Mickey Keenan

Personal information
- Date of birth: 5 April 1956 (age 69)
- Place of birth: Newry, Northern Ireland
- Position(s): Goalkeeper

Youth career
- Newry Town

Senior career*
- Years: Team / Apps / (Gls)
- 1974–1978: Oldham Athletic / 0 / (0)
- 1978–1981: Newry Town
- 1981–1998: Portadown
- 1998–1999: Ards / 19 / (0)
- 1999–2003: Portadown / 67 / (0)
- 2003–2004: Lisburn Distillery / 1 / (0)

= Mickey Keenan =

Northern Ireland footballer

Michael Keenan (born 5 April 1956) is a Northern Irish retired goalkeeper.
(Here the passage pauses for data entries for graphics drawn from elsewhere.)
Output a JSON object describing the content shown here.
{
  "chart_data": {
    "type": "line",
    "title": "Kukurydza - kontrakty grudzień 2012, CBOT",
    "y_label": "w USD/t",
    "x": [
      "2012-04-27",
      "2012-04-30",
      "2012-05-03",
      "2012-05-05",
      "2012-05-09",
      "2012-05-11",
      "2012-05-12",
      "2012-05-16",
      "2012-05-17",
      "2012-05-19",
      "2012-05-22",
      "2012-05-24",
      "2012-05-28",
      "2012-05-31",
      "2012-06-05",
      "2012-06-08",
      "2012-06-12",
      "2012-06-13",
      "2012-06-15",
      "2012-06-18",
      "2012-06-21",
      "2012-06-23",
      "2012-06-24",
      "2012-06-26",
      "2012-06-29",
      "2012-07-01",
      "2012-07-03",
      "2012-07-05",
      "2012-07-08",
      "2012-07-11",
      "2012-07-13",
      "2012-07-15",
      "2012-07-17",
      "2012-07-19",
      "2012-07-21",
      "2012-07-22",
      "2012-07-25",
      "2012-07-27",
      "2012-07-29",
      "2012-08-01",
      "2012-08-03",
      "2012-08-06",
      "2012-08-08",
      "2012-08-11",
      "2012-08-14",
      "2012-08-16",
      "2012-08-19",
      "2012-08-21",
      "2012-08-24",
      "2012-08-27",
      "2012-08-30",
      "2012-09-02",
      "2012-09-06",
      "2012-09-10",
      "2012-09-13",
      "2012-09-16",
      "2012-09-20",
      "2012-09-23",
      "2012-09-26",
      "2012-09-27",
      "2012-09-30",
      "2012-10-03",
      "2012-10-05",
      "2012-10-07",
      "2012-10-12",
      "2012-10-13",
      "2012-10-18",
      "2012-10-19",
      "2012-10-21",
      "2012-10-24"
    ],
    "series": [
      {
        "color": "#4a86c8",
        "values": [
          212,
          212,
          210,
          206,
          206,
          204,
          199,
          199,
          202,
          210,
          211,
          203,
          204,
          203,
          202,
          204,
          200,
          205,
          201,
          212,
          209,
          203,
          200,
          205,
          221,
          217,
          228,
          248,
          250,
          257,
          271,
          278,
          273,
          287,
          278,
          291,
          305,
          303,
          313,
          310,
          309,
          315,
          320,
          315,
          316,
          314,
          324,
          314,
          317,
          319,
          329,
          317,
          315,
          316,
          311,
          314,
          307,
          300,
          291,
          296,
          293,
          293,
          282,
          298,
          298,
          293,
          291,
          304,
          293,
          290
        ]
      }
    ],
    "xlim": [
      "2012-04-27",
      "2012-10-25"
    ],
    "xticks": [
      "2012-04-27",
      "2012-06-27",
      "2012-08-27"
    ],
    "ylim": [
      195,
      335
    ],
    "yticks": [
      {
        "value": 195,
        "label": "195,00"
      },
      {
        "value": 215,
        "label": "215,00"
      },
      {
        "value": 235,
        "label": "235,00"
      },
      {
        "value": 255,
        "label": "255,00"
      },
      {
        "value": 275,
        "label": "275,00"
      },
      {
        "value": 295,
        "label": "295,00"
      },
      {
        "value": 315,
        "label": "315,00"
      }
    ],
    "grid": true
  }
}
He was successful with Portadown during the 1990s and early 2000s, where he won four league titles and several cup winner medals, as well as being named the Ulster Footballer of the Year for the 2001–02 season.

He played for Oldham Athletic, Newry Town, Ards, and Lisburn Distillery. In 2002, he became the oldest person to play in the UEFA Champions League when Portadown took part in a qualifying round against FC Belshina Bobruisk. After retiring as a player, Mickey returned to Newry as a goalkeeping coach and is now currently first team coach at Newry City.